On November 16, 2017, the ABA sponsored a “brown bag” session that featured USEPA Deputy Assistant Administrator for OECA, Patrick Traylor. After some opening remarks in which he assured the audience that the Trump Administration will be enforcing the environmental laws, he took questions from the participants.
My good friend, Jim Price (Spencer Fane, out of Kansas City) asked Traylor a question regarding the Trump Administration’s enforcement position on which types of cases will head in the criminal direction as opposed to civil enforcement. In particular, the question focused on how will the current USEPA decide which cases are brought as criminal cases versus those brought as civil cases (in the past there has been a sense that the primary distinguishing factor has been how the case initially arose – USEPA CID or the civil side).

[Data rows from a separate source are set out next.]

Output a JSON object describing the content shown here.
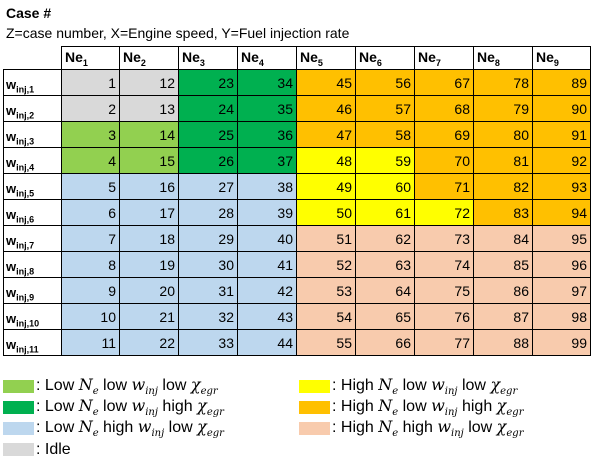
{
  "header": {
    "title": "Case #",
    "subtitle": "Z=case number, X=Engine speed, Y=Fuel injection rate"
  },
  "colors": {
    "low_low_low": "#92d050",
    "low_low_high": "#00b050",
    "low_high_low": "#bdd7ee",
    "high_low_low": "#ffff00",
    "high_low_high": "#ffc000",
    "high_high_low": "#f8cbad",
    "idle": "#d9d9d9"
  },
  "table": {
    "columns": [
      "Ne1",
      "Ne2",
      "Ne3",
      "Ne4",
      "Ne5",
      "Ne6",
      "Ne7",
      "Ne8",
      "Ne9"
    ],
    "rows": [
      {
        "label": "winj,1",
        "cells": [
          {
            "v": "1",
            "c": "idle"
          },
          {
            "v": "12",
            "c": "idle"
          },
          {
            "v": "23",
            "c": "low_low_high"
          },
          {
            "v": "34",
            "c": "low_low_high"
          },
          {
            "v": "45",
            "c": "high_low_high"
          },
          {
            "v": "56",
            "c": "high_low_high"
          },
          {
            "v": "67",
            "c": "high_low_high"
          },
          {
            "v": "78",
            "c": "high_low_high"
          },
          {
            "v": "89",
            "c": "high_low_high"
          }
        ]
      },
      {
        "label": "winj,2",
        "cells": [
          {
            "v": "2",
            "c": "idle"
          },
          {
            "v": "13",
            "c": "idle"
          },
          {
            "v": "24",
            "c": "low_low_high"
          },
          {
            "v": "35",
            "c": "low_low_high"
          },
          {
            "v": "46",
            "c": "high_low_high"
          },
          {
            "v": "57",
            "c": "high_low_high"
          },
          {
            "v": "68",
            "c": "high_low_high"
          },
          {
            "v": "79",
            "c": "high_low_high"
          },
          {
            "v": "90",
            "c": "high_low_high"
          }
        ]
      },
      {
        "label": "winj,3",
        "cells": [
          {
            "v": "3",
            "c": "low_low_low"
          },
          {
            "v": "14",
            "c": "low_low_low"
          },
          {
            "v": "25",
            "c": "low_low_high"
          },
          {
            "v": "36",
            "c": "low_low_high"
          },
          {
            "v": "47",
            "c": "high_low_high"
          },
          {
            "v": "58",
            "c": "high_low_high"
          },
          {
            "v": "69",
            "c": "high_low_high"
          },
          {
            "v": "80",
            "c": "high_low_high"
          },
          {
            "v": "91",
            "c": "high_low_high"
          }
        ]
      },
      {
        "label": "winj,4",
        "cells": [
          {
            "v": "4",
            "c": "low_low_low"
          },
          {
            "v": "15",
            "c": "low_low_low"
          },
          {
            "v": "26",
            "c": "low_low_high"
          },
          {
            "v": "37",
            "c": "low_low_high"
          },
          {
            "v": "48",
            "c": "high_low_low"
          },
          {
            "v": "59",
            "c": "high_low_low"
          },
          {
            "v": "70",
            "c": "high_low_high"
          },
          {
            "v": "81",
            "c": "high_low_high"
          },
          {
            "v": "92",
            "c": "high_low_high"
          }
        ]
      },
      {
        "label": "winj,5",
        "cells": [
          {
            "v": "5",
            "c": "low_high_low"
          },
          {
            "v": "16",
            "c": "low_high_low"
          },
          {
            "v": "27",
            "c": "low_high_low"
          },
          {
            "v": "38",
            "c": "low_high_low"
          },
          {
            "v": "49",
            "c": "high_low_low"
          },
          {
            "v": "60",
            "c": "high_low_low"
          },
          {
            "v": "71",
            "c": "high_low_high"
          },
          {
            "v": "82",
            "c": "high_low_high"
          },
          {
            "v": "93",
            "c": "high_low_high"
          }
        ]
      },
      {
        "label": "winj,6",
        "cells": [
          {
            "v": "6",
            "c": "low_high_low"
          },
          {
            "v": "17",
            "c": "low_high_low"
          },
          {
            "v": "28",
            "c": "low_high_low"
          },
          {
            "v": "39",
            "c": "low_high_low"
          },
          {
            "v": "50",
            "c": "high_low_low"
          },
          {
            "v": "61",
            "c": "high_low_low"
          },
          {
            "v": "72",
            "c": "high_low_low"
          },
          {
            "v": "83",
            "c": "high_low_high"
          },
          {
            "v": "94",
            "c": "high_low_high"
          }
        ]
      },
      {
        "label": "winj,7",
        "cells": [
          {
            "v": "7",
            "c": "low_high_low"
          },
          {
            "v": "18",
            "c": "low_high_low"
          },
          {
            "v": "29",
            "c": "low_high_low"
          },
          {
            "v": "40",
            "c": "low_high_low"
          },
          {
            "v": "51",
            "c": "high_high_low"
          },
          {
            "v": "62",
            "c": "high_high_low"
          },
          {
            "v": "73",
            "c": "high_high_low"
          },
          {
            "v": "84",
            "c": "high_high_low"
          },
          {
            "v": "95",
            "c": "high_high_low"
          }
        ]
      },
      {
        "label": "winj,8",
        "cells": [
          {
            "v": "8",
            "c": "low_high_low"
          },
          {
            "v": "19",
            "c": "low_high_low"
          },
          {
            "v": "30",
            "c": "low_high_low"
          },
          {
            "v": "41",
            "c": "low_high_low"
          },
          {
            "v": "52",
            "c": "high_high_low"
          },
          {
            "v": "63",
            "c": "high_high_low"
          },
          {
            "v": "74",
            "c": "high_high_low"
          },
          {
            "v": "85",
            "c": "high_high_low"
          },
          {
            "v": "96",
            "c": "high_high_low"
          }
        ]
      },
      {
        "label": "winj,9",
        "cells": [
          {
            "v": "9",
            "c": "low_high_low"
          },
          {
            "v": "20",
            "c": "low_high_low"
          },
          {
            "v": "31",
            "c": "low_high_low"
          },
          {
            "v": "42",
            "c": "low_high_low"
          },
          {
            "v": "53",
            "c": "high_high_low"
          },
          {
            "v": "64",
            "c": "high_high_low"
          },
          {
            "v": "75",
            "c": "high_high_low"
          },
          {
            "v": "86",
            "c": "high_high_low"
          },
          {
            "v": "97",
            "c": "high_high_low"
          }
        ]
      },
      {
        "label": "winj,10",
        "cells": [
          {
            "v": "10",
            "c": "low_high_low"
          },
          {
            "v": "21",
            "c": "low_high_low"
          },
          {
            "v": "32",
            "c": "low_high_low"
          },
          {
            "v": "43",
            "c": "low_high_low"
          },
          {
            "v": "54",
            "c": "high_high_low"
          },
          {
            "v": "65",
            "c": "high_high_low"
          },
          {
            "v": "76",
            "c": "high_high_low"
          },
          {
            "v": "87",
            "c": "high_high_low"
          },
          {
            "v": "98",
            "c": "high_high_low"
          }
        ]
      },
      {
        "label": "winj,11",
        "cells": [
          {
            "v": "11",
            "c": "low_high_low"
          },
          {
            "v": "22",
            "c": "low_high_low"
          },
          {
            "v": "33",
            "c": "low_high_low"
          },
          {
            "v": "44",
            "c": "low_high_low"
          },
          {
            "v": "55",
            "c": "high_high_low"
          },
          {
            "v": "66",
            "c": "high_high_low"
          },
          {
            "v": "77",
            "c": "high_high_low"
          },
          {
            "v": "88",
            "c": "high_high_low"
          },
          {
            "v": "99",
            "c": "high_high_low"
          }
        ]
      }
    ]
  },
  "legend": [
    {
      "key": "low_low_low",
      "label": ": Low Ne low winj low χegr"
    },
    {
      "key": "low_low_high",
      "label": ": Low Ne low winj high χegr"
    },
    {
      "key": "low_high_low",
      "label": ": Low Ne high winj low χegr"
    },
    {
      "key": "idle",
      "label": ": Idle"
    },
    {
      "key": "high_low_low",
      "label": ": High Ne low winj low χegr"
    },
    {
      "key": "high_low_high",
      "label": ": High Ne low winj high χegr"
    },
    {
      "key": "high_high_low",
      "label": ": High Ne high winj low χegr"
    }
  ]
}
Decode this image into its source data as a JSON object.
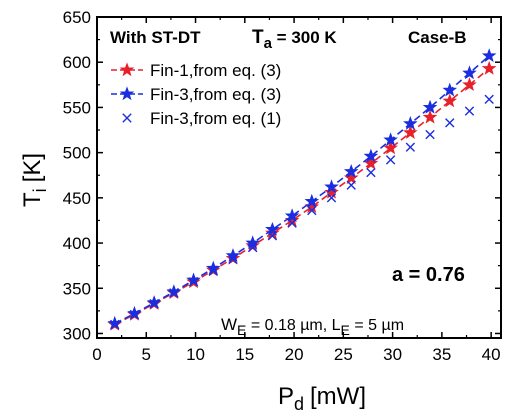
{
  "chart_data": {
    "type": "line",
    "title": "",
    "xlabel": "P",
    "xlabel_sub": "d",
    "xlabel_unit": "[mW]",
    "ylabel": "T",
    "ylabel_sub": "i",
    "ylabel_unit": "[K]",
    "xlim": [
      0,
      41
    ],
    "ylim": [
      295,
      650
    ],
    "xticks": [
      0,
      5,
      10,
      15,
      20,
      25,
      30,
      35,
      40
    ],
    "yticks": [
      300,
      350,
      400,
      450,
      500,
      550,
      600,
      650
    ],
    "legend_position": "top-left",
    "grid": false,
    "annotations": {
      "top_left": "With ST-DT",
      "ta_prefix": "T",
      "ta_sub": "a",
      "ta_value": " = 300 K",
      "case": "Case-B",
      "a_value": "a = 0.76",
      "dims_w": "W",
      "dims_w_sub": "E",
      "dims_w_value": " = 0.18 µm, L",
      "dims_l_sub": "E",
      "dims_l_value": " = 5 µm"
    },
    "series": [
      {
        "name": "Fin-1,from eq. (3)",
        "color": "#e8202a",
        "marker": "star",
        "line": "dashed",
        "x": [
          1.8,
          3.8,
          5.8,
          7.8,
          9.8,
          11.8,
          13.8,
          15.8,
          17.8,
          19.8,
          21.8,
          23.8,
          25.8,
          27.8,
          29.8,
          31.8,
          33.8,
          35.8,
          37.8,
          39.8
        ],
        "y": [
          310,
          321,
          333,
          345,
          357,
          370,
          383,
          397,
          411,
          425,
          440,
          456,
          472,
          488,
          505,
          522,
          539,
          557,
          575,
          593
        ]
      },
      {
        "name": "Fin-3,from eq. (3)",
        "color": "#1a2ee0",
        "marker": "star",
        "line": "dashed",
        "x": [
          1.8,
          3.8,
          5.8,
          7.8,
          9.8,
          11.8,
          13.8,
          15.8,
          17.8,
          19.8,
          21.8,
          23.8,
          25.8,
          27.8,
          29.8,
          31.8,
          33.8,
          35.8,
          37.8,
          39.8
        ],
        "y": [
          311,
          322,
          334,
          346,
          359,
          372,
          386,
          400,
          415,
          430,
          446,
          462,
          479,
          496,
          514,
          532,
          550,
          569,
          588,
          607
        ]
      },
      {
        "name": "Fin-3,from eq. (1)",
        "color": "#1a2ee0",
        "marker": "x",
        "line": "none",
        "x": [
          1.8,
          3.8,
          5.8,
          7.8,
          9.8,
          11.8,
          13.8,
          15.8,
          17.8,
          19.8,
          21.8,
          23.8,
          25.8,
          27.8,
          29.8,
          31.8,
          33.8,
          35.8,
          37.8,
          39.8
        ],
        "y": [
          310,
          321,
          333,
          345,
          357,
          369,
          382,
          395,
          408,
          422,
          436,
          450,
          464,
          478,
          492,
          506,
          520,
          533,
          546,
          559
        ]
      }
    ]
  }
}
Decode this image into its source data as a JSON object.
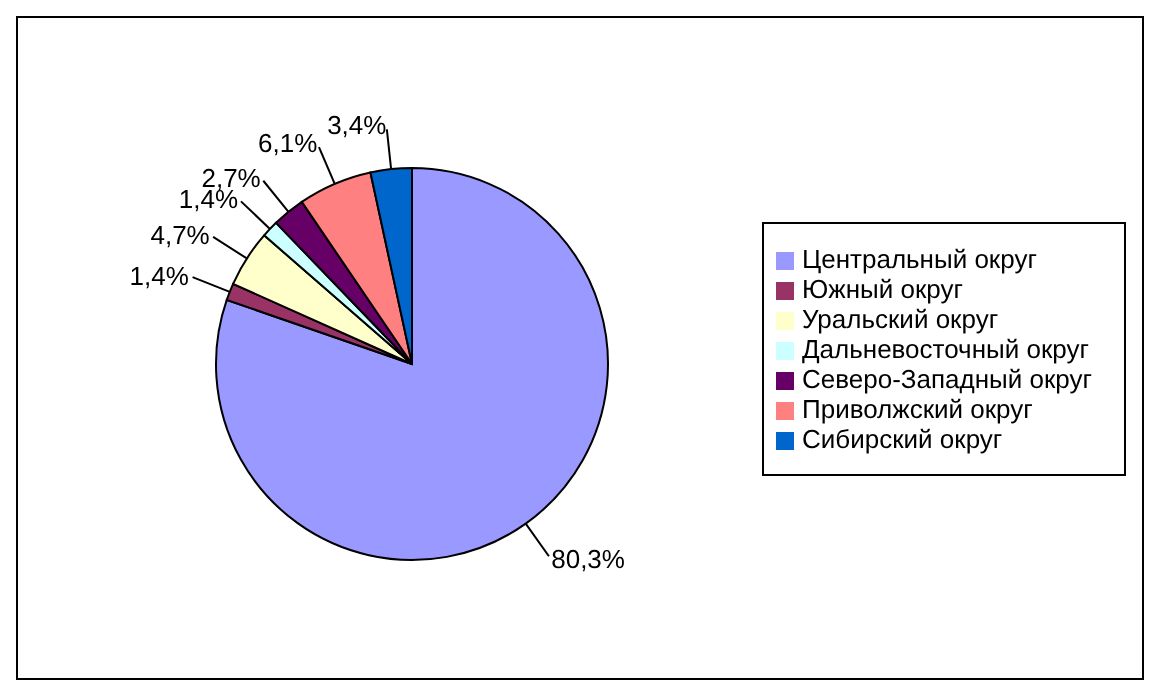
{
  "chart_data": {
    "type": "pie",
    "categories": [
      "Центральный округ",
      "Южный округ",
      "Уральский округ",
      "Дальневосточный округ",
      "Северо-Западный округ",
      "Приволжский округ",
      "Сибирский округ"
    ],
    "values": [
      80.3,
      1.4,
      4.7,
      1.4,
      2.7,
      6.1,
      3.4
    ],
    "colors": [
      "#9999ff",
      "#993366",
      "#ffffcc",
      "#ccffff",
      "#660066",
      "#ff8080",
      "#0066cc"
    ],
    "value_labels": [
      "80,3%",
      "1,4%",
      "4,7%",
      "1,4%",
      "2,7%",
      "6,1%",
      "3,4%"
    ],
    "legend": "right"
  }
}
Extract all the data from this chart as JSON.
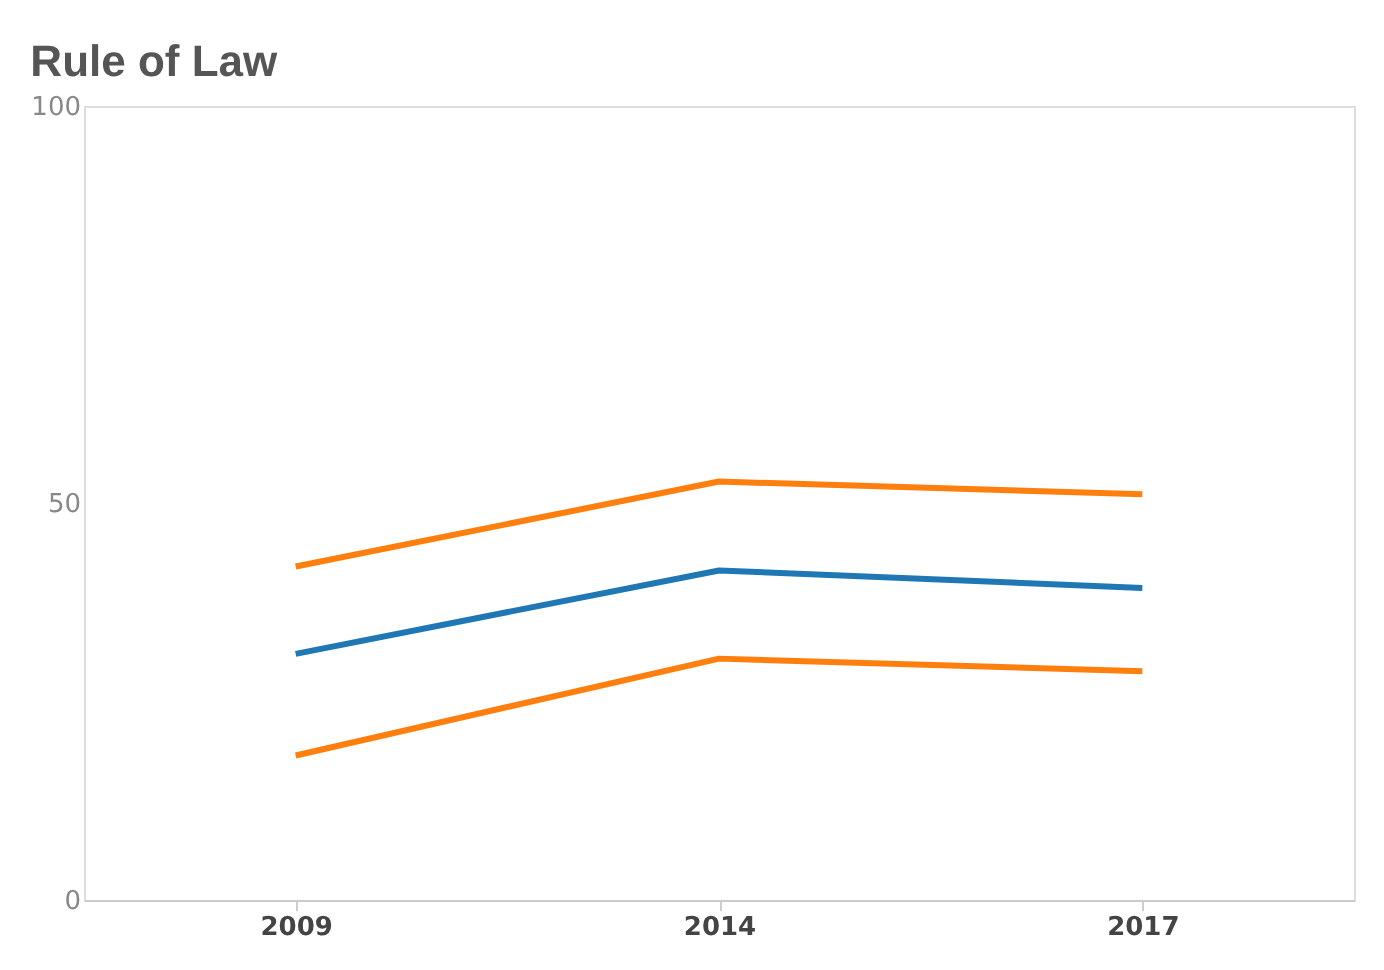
{
  "chart_data": {
    "type": "line",
    "title": "Rule of Law",
    "categories": [
      "2009",
      "2014",
      "2017"
    ],
    "series": [
      {
        "color": "#ff7f0e",
        "values": [
          42,
          52.7,
          51.1
        ]
      },
      {
        "color": "#1f77b4",
        "values": [
          31,
          41.5,
          39.3
        ]
      },
      {
        "color": "#ff7f0e",
        "values": [
          18.2,
          30.4,
          28.8
        ]
      }
    ],
    "ylim": [
      0,
      100
    ],
    "yticks": [
      0,
      50,
      100
    ],
    "marker": "none",
    "line_style": "solid"
  }
}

After allowing that, because of the general intent mens rea, there is no real difference between a civil and a criminal matter, Traylor specifically referenced the 1994 Devaney Memorandum as the key directive for the Trump Administration in determining whether a case should go criminal versus civil. The 1994 Devaney Memorandum concludes that only the most significant and egregious violators ought to be investigated and prosecuted criminally. The 1994 Devaney Memorandum can be found here: https://www.epa.gov/sites/production/files/documents/exercise.pdf
A BIG SHOUT OUT to the ABA and the fine people at Sidley (Ben Tannen, Justin Savage) for organizing/hosting/moderating (as well as all of the others behind the scenes) for making the event a success.
Also, a shout out to my friend Andrew Brought (also Spencer Fane, out of Kansas City) for inspiring this blog post.